Yes, it is likely that the high porosity has allowed for fine-grained material to sink below the surface.

Why do Ryugu and Bennu have a similar shape?

It turns out that computer modeling of the physics of asteroid breakup and re-accretion leads naturally to such a shape.

Is the dark sample similar to our Earth’s obsidian?

No, primitive materials like carbonaceous chondrites do not contain obsidian, which is a volcanic material (there are no volcanoes on C-asteroids)

I understand that the 'boulders' on Bennu are very soft. Is that true?

The rocks on both asteroids appear to be highly porous which means they may be soft and crumbly, but we won't know until we look at the samples in detail. Probably a range in how hard or soft they really are!

What if Ryugu does not belong to any known class of carbonaceous chondrites? What will that mean?

It would mean that meteorites do not sample the full range of asteroids in the Solar System.

How were the extremely dark asteroids detected?

Although they are very dark, the Sun is very bright, so 2% reflected light is still enough to detect. However, it helps that they are Near-Earth objects; it's much harder to detect such small, dark things farther from the Sun. The brightness of the Sun decreases with the square of the distance, so Ryugu at 4 AU would see 16 times less sunlight and we would see much less of the reflected light.

How does the variation of color of carbonaceous chondrites or C-type asteroids occur? Is it related to alteration by water or heat? Why is Ryugu black?

We don't yet know! It may be that Ryugu has a higher amount of carbon—which is very dark—than other asteroids. Color variations reflect different minerals.

When you were a kid and first became interested in space stuff, did you in your wildest dreams imagine you’d be part of missions like this? And was there someone who inspired you to imagine bigger than you thought possible?

I certainly dreamed of being a space scientist, but not specifically about a mission like this! I got excited first at age 3 when I saw Apollo 17 return on TV, but much more so when I saw pictures of Mars and Jupiter (from Viking and Voyager missions) in National Geographic a few years later. Carl Sagan and his Cosmos TV series had an enormous impact on me.

Are the spacecraft preprogrammed to fly towards the asteroid that they are trying to study, and how do people control its trajectory during its flight? Is it necessary to communicate with it, or does it just fly and then return all on its own? 

Space is really really big, so it is mandatory to have interactive control of spacecraft and be able to fire the engines occasionally to fix the trajectory. Hayabusa2 traveled billions of kilometers to rendezvous with an 800-m object. This required fine-tuning of the orbit throughout. Constant interaction with spacecraft also allows for updating software for the spacecraft and instruments as needed.

If we cool Sun to make a solid phase, what kind of meteorite/asteroid will the Sun most resemble?

I would say a comet with a very large H/He atmosphere.

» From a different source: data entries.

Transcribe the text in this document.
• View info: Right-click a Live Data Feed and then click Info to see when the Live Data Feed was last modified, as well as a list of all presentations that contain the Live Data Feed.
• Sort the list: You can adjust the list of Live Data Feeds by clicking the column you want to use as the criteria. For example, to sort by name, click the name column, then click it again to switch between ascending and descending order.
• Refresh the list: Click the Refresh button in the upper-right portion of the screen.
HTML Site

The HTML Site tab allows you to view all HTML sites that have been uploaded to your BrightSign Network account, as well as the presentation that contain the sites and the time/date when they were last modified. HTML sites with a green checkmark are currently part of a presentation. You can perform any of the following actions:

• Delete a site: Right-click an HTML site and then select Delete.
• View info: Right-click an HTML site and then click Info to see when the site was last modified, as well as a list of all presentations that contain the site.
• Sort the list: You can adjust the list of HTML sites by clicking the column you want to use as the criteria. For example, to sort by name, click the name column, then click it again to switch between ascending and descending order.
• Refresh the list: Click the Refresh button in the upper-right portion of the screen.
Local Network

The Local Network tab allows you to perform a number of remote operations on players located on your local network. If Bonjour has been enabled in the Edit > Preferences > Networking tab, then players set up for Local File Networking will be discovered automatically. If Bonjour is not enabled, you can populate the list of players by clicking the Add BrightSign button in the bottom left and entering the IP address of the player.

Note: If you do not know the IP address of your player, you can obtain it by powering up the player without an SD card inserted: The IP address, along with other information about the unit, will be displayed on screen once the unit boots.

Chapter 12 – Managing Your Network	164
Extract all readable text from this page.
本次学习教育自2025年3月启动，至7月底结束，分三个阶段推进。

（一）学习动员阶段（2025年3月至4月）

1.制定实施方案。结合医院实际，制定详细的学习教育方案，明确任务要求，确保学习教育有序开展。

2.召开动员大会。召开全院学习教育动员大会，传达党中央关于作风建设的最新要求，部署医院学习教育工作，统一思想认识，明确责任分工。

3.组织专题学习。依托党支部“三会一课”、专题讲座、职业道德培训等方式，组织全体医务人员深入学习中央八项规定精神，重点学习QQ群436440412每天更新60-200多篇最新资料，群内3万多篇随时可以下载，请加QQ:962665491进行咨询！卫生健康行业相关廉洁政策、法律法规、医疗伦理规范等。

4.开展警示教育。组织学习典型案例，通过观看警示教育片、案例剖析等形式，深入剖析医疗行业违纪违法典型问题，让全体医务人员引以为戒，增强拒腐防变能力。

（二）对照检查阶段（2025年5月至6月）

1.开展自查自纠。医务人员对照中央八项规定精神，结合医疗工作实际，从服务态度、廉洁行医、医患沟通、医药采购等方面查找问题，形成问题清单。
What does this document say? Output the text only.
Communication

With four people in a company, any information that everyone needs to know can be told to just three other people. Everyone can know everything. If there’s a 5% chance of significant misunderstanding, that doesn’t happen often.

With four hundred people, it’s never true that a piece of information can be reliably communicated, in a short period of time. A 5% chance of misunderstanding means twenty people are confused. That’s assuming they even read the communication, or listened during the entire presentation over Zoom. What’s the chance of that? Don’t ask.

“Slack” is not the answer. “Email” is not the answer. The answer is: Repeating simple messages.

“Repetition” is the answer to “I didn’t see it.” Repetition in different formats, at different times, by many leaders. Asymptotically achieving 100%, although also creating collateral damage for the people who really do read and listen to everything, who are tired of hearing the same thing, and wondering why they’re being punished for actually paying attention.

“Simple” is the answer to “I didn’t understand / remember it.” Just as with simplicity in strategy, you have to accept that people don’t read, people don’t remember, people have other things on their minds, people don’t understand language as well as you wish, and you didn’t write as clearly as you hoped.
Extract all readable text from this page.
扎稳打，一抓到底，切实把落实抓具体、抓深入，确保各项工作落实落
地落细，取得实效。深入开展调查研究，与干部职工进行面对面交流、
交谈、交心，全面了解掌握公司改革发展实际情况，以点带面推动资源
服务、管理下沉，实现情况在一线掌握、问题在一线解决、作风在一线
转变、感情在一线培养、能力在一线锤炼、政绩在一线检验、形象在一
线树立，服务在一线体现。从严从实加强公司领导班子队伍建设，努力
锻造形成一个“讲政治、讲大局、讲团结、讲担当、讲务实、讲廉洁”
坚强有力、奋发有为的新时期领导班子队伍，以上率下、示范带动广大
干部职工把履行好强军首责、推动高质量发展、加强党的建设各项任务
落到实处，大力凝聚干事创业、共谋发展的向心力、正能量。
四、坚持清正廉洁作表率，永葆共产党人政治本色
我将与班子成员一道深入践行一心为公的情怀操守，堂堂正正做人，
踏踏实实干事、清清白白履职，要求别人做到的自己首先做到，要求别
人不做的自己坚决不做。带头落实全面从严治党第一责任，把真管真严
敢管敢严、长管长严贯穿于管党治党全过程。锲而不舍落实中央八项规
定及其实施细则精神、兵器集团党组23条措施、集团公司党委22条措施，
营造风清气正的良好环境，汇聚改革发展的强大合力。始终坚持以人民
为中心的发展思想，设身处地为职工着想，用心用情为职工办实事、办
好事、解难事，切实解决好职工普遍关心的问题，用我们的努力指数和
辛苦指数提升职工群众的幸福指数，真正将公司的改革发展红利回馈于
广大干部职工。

I do not think there is solid H anywhere (except in water ice which is why I answered with comets, but the H/O ratio is so high that there will still be a lot of H even if all the O is in ice and rock

When 96 % of sunlight is absorbed by the asteroid, what happens to the absorbed light, and does it make chemical changes?

It heats it up! The surface is in fact quite warm (up to almost 200 degrees F!). This is still below the temperature required to make major chemical changes, but it may affect organics and clay minerals. This is something we will be looking for in the samples.

Will samples be returned from Psyche?

Nope, it's just an orbiter.

Did the minute contact the spacecraft had with the asteroids change their orbits in any small way?

By the laws of physics, yes, but almost certainly in a completely negligible way.

Is it possible to actually do a core sample on another mission?

Anything is possible if you spend enough money!

Given that the asteroid belt is not static, how is it changing and evolving?

This is something that solar system dynamicists study and it's very complex. Every asteroid sees the gravitational effects of the Sun and Jupiter. This tugging can cause their orbits to change. This is why there are collisions in the belt and why meteorites get thrown into the inner solar system.